Vashishtha, H.., Smit M.., & Stroulia E.. (2010).  Moving Text Analysis Tools to the Cloud. 2010 6th World Congress on Services (SERVICES-1). 107–114.

This article investigates the processes, challenges, and rewards of migrating digital humanities tools to alternative platforms. The authors argue that the challenge facing many digital humanities tools is that they are severely limited by the cost, time, scale, and parameters of their current platform. In order to increase a tools ability to respond accurately and effectively to large data set, a change in platform must be carried out. This article uses TAPoR and TAPoRware as a case-study of this type of transition from web service to cloud computing. Some of the challenges identified are: achieving greater functionality, deciding whether to wrap or re-implement services, and the various technical barriers. The authors encourage future work in the areas of analysis context, file format surpass, index scaling, and the development of new and diverse tools.

Shi, L.., Wei F., Liu S., Tan L., Lian X., & Zhou M.X.. (2010).  Understanding text corpora with multiple facets. 2010 IEEE Symposium on Visual Analytics Science and Technology (VAST). 99–106.

This article responded to the rising "interest in analyzing complex text documents" that are composed of multiple and varied data fields. The authors argue that there is an overwhelming need for a visual analytics tool to support this type of analysis. While existing tools focus on revealing patterns and summarizing content, this new tool is the first to integrate "interactive visualization with a multi-faceted data model of the text corpora for effective visual representation, navigation, and analytics." The authors discuss both Latent Semantic Indexing and Latent Dirichlet Allocation as well as the various visualization strategies employed to make complex data readable in a graphic representation. To illustrate the effectiveness of the tool, two case studies are provided.

Rhody, L. M. (2012).  Topic Model Data for Topic Modeling and Figurative Language. Journal of Digital Humanities. 2,

This contains the data generated from the research project Lisa Rhody discusses in her article "Topic Modeling and Figurative Language" featured in the same journal issue.

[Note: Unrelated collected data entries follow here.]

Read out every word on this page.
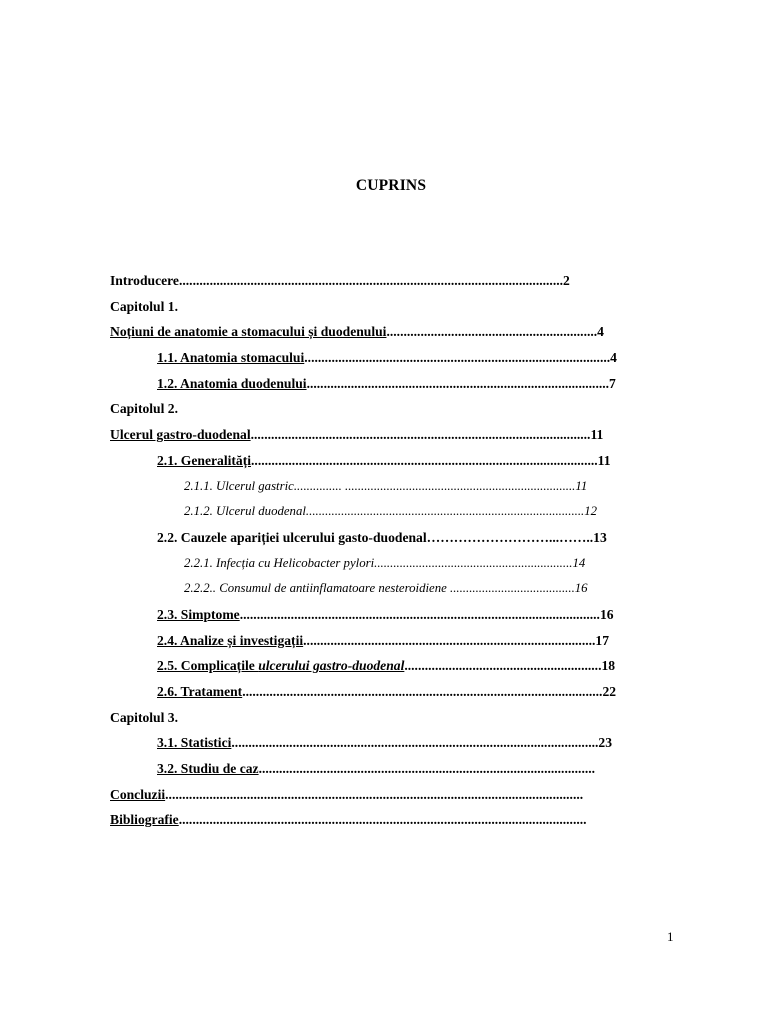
CUPRINS
Introducere.................................................................................................................2
Capitolul 1.
Noțiuni de anatomie a stomacului și duodenului..............................................................4
1.1. Anatomia stomacului..........................................................................................4
1.2. Anatomia duodenului.........................................................................................7
Capitolul 2.
Ulcerul gastro-duodenal....................................................................................................11
2.1. Generalități......................................................................................................11
2.1.1. Ulcerul gastric............... ........................................................................11
2.1.2. Ulcerul duodenal.......................................................................................12
2.2. Cauzele apariției ulcerului gasto-duodenal………………………...……..13
2.2.1. Infecția cu Helicobacter pylori..............................................................14
2.2.2.. Consumul de antiinflamatoare nesteroidiene .......................................16
2.3. Simptome..........................................................................................................16
2.4. Analize și investigații......................................................................................17
2.5. Complicațile ulcerului gastro-duodenal..........................................................18
2.6. Tratament..........................................................................................................22
Capitolul 3.
3.1. Statistici............................................................................................................23
3.2. Studiu de caz...................................................................................................
Concluzii...........................................................................................................................
Bibliografie........................................................................................................................
1
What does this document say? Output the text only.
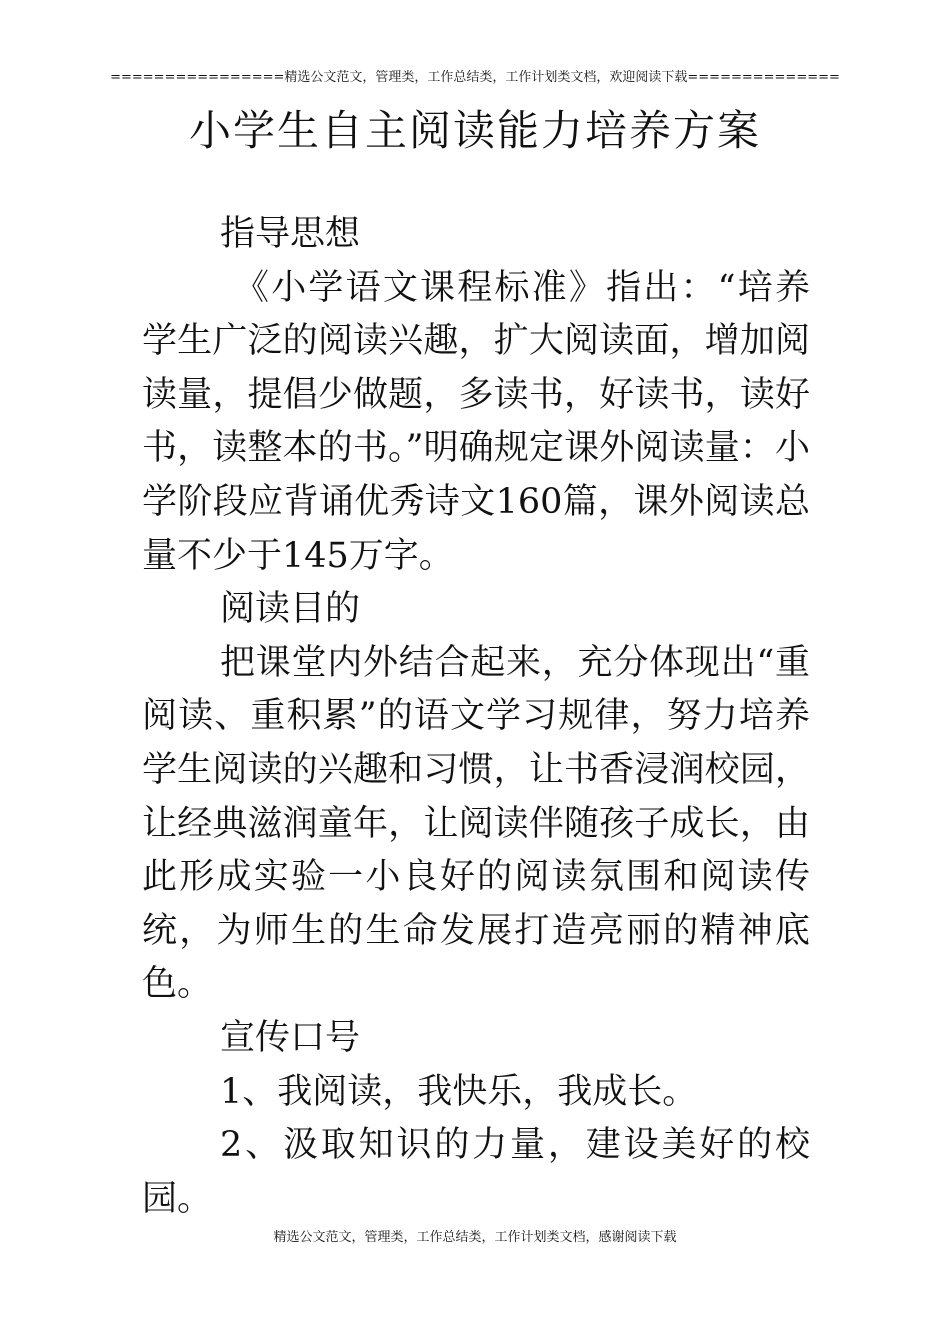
================精选公文范文，管理类，工作总结类，工作计划类文档，欢迎阅读下载==============
小学生自主阅读能力培养方案
指导思想

《小学语文课程标准》指出：“培养学生广泛的阅读兴趣，扩大阅读面，增加阅读量，提倡少做题，多读书，好读书，读好书，读整本的书。”明确规定课外阅读量：小学阶段应背诵优秀诗文160篇，课外阅读总量不少于145万字。

阅读目的

把课堂内外结合起来，充分体现出“重阅读、重积累”的语文学习规律，努力培养学生阅读的兴趣和习惯，让书香浸润校园，让经典滋润童年，让阅读伴随孩子成长，由此形成实验一小良好的阅读氛围和阅读传统，为师生的生命发展打造亮丽的精神底色。

宣传口号

1、我阅读，我快乐，我成长。

2、汲取知识的力量，建设美好的校园。

精选公文范文，管理类，工作总结类，工作计划类文档，感谢阅读下载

Graham, S., Weingart S., & Milligan I. (2012).  Getting Started with Topic Modeling and MALLET. The Programming Historian.

This web publication is devised as a how-to guide for working with MALLET. The goals of the lesson are: to "learn what topic modeling is and why you might want to employ it in your research", to "learn how to install and work with the MALLET", and finally to give "a good idea of how it can be used on a corpus of texts to identify topics found in the documents without reading them individually." Graham, Weingart, and Milligan begin by defining topic modelling as a tool that uncovers word patterns in a corpus of texts. Graham, Weingart, and Milligan make clear that topic modelling programs do not interpret the meaning of vocabulary in a text but are, rather, equipped to "to mathematically decompose a text." This online tutorial leads users through a step-by-step guide for installing and using MALLET.